Pfizer and German partner BioNTech SE said earlier that they will ask US and European regulators within weeks to authorize a booster dose due to an increased risk of infection after six months.
“We have to look at data from multiple sources, and not just from the United States but other nations. All of that will go towards the decision on whether or not to recommend a booster or not. I think it’s very possible a booster will be needed, but what we are really looking at proper evidence that immunity is waning, that’s consequential in terms of more breakthrough infections,” said Murthy, vice admiral in the US Public Health Service Commissioned Corps.
When asked whether these booster shots will be made available to vulnerable Americans before the general public, he said immunocompromised groups sometimes did need additional help in building immunity.
“We’re looking at that population to determine whether a third of the vaccine may be required. As soon as we see data that compelling, we will make that reccomendation,” he said.
However, some leading vaccine experts have questioned Pfizer’s rationale and said that more data was needed to justify a booster, especially as many countries struggle to administer the initial vaccine doses needed to protect their citizens.
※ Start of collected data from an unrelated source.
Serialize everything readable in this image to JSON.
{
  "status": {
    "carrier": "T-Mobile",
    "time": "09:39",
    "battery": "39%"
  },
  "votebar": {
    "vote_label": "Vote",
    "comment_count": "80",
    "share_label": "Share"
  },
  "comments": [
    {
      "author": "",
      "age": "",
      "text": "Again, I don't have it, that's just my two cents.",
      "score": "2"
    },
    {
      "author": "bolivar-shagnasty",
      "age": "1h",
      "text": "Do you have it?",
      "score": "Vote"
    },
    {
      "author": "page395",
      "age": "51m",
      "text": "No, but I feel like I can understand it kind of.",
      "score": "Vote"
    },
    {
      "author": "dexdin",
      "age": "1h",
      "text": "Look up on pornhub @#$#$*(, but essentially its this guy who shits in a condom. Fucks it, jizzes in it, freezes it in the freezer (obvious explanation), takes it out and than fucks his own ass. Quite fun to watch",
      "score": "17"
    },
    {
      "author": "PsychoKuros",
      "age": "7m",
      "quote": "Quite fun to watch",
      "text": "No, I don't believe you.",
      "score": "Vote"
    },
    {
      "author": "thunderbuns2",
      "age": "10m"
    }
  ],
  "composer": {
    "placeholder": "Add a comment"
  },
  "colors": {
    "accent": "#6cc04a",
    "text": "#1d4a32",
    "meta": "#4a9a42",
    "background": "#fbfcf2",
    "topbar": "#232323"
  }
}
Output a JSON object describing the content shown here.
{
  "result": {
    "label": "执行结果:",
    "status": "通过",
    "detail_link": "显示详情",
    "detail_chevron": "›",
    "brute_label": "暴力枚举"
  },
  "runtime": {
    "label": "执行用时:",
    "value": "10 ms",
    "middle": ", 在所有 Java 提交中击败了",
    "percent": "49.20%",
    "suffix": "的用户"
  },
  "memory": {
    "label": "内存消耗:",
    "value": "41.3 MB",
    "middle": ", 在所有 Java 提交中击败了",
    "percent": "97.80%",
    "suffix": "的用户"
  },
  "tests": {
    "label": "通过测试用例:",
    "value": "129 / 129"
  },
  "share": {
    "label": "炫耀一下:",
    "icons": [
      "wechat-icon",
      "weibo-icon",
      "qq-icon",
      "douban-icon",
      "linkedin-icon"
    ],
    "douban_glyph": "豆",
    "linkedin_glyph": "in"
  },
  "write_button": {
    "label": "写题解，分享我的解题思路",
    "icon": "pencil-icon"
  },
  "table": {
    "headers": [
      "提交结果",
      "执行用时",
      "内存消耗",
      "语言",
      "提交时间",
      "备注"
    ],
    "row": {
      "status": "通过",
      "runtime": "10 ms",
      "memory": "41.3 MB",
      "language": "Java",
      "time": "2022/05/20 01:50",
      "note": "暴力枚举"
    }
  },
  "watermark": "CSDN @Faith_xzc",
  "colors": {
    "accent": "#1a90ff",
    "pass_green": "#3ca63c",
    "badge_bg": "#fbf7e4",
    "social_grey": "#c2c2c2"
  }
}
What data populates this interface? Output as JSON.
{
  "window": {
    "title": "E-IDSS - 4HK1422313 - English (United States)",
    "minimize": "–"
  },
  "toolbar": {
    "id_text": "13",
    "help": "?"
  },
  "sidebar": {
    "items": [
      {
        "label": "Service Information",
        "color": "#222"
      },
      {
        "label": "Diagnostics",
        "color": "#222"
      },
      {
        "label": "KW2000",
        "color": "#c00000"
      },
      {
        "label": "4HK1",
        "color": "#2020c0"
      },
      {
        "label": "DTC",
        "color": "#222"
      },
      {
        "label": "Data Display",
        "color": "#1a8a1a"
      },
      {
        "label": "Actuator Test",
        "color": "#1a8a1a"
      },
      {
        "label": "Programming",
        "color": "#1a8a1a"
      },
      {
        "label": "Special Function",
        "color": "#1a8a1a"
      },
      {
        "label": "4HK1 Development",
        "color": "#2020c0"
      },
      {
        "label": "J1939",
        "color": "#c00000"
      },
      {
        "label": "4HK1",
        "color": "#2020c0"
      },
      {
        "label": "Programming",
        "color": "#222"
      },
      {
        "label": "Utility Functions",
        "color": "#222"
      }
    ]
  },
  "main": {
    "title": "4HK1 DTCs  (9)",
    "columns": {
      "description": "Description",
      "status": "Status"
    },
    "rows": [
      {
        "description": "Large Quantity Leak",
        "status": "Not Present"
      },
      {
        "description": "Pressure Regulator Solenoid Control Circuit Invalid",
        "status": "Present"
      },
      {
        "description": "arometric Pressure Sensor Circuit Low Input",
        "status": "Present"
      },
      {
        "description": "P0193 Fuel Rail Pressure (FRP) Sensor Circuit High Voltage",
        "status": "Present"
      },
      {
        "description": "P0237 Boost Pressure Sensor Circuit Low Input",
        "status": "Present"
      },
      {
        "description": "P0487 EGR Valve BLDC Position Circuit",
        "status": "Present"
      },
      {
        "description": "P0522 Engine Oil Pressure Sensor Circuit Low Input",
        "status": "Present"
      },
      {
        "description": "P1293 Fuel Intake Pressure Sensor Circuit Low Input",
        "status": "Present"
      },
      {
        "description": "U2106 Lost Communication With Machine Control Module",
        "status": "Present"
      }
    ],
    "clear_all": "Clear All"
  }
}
“It’s disappointing that with such a complicated decision they took such a unilateral approach,” Dr. Larry Corey had previously said. He is a virologist at Seattle’s Fred Hutchinson Cancer Center who is overseeing US-government backed COVID-19 vaccine trials.
The rise of the Delta variant, first detected in India and now the dominant form of new coronavirus infections in many countries, has raised concerns over whether currently available vaccines offer enough protection. Several experts say a booster shot would be warranted if there is a substantial increase in hospitalizations or deaths among vaccinated people.